I would argue that it's not a good idea to do this for all branches by default. For example, we do the opposite for 'master', we force merge commits (--no-ff) on master/integration branches but use pull --rebase on feature branches that we share.
autosetuprebase is annoying because it doesn't apply to any already existing branches, and because it's configuring a per-branch setting going forward, if you ever want to change the setting later after you have a lot of branches, you're going to be making a lot of config changes in a lot of places. Instead you can just do:
git config --global pull.rebase true
I would recommend that you do not do this. I rebase probably 80% of my pull requests, but sometimes you do want a merge commit. Instead, I setup an alias for git pull --rebase
This also helps when pairing with someone else.

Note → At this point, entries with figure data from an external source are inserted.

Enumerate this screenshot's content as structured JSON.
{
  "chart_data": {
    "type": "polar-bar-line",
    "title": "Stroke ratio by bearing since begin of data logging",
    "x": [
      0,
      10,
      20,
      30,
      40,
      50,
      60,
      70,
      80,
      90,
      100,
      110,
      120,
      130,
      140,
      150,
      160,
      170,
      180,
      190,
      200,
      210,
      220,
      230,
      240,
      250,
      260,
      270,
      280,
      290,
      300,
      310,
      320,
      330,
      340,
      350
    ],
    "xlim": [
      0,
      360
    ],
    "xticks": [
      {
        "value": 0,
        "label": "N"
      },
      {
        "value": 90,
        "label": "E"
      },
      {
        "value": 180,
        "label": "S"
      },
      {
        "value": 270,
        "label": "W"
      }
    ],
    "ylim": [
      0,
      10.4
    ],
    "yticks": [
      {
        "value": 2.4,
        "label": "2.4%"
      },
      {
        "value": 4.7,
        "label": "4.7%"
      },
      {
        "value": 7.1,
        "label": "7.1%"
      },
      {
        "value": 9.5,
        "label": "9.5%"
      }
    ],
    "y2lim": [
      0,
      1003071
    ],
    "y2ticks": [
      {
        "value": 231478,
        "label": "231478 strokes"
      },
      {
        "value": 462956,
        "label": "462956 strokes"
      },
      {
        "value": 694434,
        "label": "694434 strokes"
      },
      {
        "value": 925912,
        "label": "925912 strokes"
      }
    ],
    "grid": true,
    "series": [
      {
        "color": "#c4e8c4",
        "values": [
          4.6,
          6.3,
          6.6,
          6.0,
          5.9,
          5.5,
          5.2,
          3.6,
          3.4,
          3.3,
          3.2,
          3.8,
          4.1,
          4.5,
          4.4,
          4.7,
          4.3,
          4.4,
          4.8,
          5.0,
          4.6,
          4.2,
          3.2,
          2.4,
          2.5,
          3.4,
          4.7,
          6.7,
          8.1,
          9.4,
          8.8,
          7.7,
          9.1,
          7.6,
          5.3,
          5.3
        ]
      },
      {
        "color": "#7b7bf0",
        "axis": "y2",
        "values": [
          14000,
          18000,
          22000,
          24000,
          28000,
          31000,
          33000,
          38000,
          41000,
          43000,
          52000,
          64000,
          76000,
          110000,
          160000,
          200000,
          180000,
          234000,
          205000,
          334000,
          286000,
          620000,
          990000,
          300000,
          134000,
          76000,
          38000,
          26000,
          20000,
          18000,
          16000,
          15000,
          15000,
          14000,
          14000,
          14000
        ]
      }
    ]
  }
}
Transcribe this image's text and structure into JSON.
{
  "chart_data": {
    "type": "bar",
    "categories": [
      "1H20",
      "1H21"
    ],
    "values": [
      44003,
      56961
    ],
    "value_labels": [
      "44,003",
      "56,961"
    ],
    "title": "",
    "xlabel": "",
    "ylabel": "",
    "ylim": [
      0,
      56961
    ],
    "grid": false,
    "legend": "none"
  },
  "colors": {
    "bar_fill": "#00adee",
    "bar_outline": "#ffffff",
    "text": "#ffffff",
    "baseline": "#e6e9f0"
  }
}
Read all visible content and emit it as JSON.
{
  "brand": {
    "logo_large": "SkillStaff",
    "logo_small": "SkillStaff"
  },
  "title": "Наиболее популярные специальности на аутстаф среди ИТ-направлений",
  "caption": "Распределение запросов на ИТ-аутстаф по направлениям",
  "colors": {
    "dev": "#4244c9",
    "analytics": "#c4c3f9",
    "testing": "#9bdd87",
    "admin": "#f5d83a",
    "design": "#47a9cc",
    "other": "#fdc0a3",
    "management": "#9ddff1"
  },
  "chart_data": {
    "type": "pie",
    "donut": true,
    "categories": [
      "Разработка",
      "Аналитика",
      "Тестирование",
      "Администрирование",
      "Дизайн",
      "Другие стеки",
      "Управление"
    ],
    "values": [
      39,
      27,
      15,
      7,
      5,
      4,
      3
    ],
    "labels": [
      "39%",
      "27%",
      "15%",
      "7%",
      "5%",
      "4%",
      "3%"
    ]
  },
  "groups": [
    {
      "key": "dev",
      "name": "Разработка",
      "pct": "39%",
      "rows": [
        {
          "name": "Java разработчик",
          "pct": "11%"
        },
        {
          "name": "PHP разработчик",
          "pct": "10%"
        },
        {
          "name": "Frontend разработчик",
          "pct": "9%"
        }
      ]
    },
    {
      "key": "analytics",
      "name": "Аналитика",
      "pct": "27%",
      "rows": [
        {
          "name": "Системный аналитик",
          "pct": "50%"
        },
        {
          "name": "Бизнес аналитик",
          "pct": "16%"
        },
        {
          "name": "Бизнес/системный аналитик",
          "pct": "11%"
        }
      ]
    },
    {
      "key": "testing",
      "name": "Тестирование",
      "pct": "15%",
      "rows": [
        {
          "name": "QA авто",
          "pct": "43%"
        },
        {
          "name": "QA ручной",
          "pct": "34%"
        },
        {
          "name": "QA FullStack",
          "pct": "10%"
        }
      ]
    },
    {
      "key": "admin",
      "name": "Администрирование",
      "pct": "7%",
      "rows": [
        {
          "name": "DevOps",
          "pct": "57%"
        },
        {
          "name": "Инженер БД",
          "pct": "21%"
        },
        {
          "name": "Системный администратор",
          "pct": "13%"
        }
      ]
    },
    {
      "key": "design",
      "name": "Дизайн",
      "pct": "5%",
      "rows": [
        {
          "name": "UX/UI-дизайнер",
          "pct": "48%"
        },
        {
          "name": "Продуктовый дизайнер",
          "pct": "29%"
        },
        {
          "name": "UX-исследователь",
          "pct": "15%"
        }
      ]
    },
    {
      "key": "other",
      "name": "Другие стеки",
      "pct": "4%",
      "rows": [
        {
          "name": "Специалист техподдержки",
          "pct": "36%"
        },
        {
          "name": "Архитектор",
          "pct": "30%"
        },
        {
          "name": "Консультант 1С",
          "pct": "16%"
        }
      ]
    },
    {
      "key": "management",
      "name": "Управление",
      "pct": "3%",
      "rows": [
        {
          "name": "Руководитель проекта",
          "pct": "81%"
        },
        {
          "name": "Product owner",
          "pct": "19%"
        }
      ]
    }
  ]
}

The process of handling a rebase conflict vs pull/merge (regular pull) is quite different.
if you want to do a merge commit sometimes, but pull --rebase most of the time, why not make pull --rebase the default, and do a fetch && merge when that's what you want?
Example: I am working on a local branch feature/xyz. I decide I am done my work and merge feature/xyz -> master. I get ready to push and realize I am 5 commits behind origin/master. How do I fetch them now?
If you use git --rebase it will clobber your feature branch merge commit. On the other hand if you do a fetch & merge this also probably is not what you want (you will have a merge-commit on top of your merge commit, dawg). git rebase -p is probably the best option in this scenario.
Once you find out your master (B) is behind, because say there's G-H-I on origin, you'd want to rebase onto that. So you use the 3-argument form of git rebase --onto:
git rebase --onto origin/master C~1 E
Which would take C's old base, C~1 (B), and replace it with origin/master, but only up to E.
Or, if you still had the branch around that you merged into master (which you do, in many forms, including the reflog, even after you delete the branch).
Ah awesome, I love there are so many things to learn about git.
I knew about git rebase -p and its nuances, but haven't known about the --onto until now. The 3-argument form of git rebase --onto in your blog post was great, thanks!
For me, my alias 'git pr' is shorter than 'git pull'. For the person working with me, not being in a rebase when they didn't expect to be is also a boon.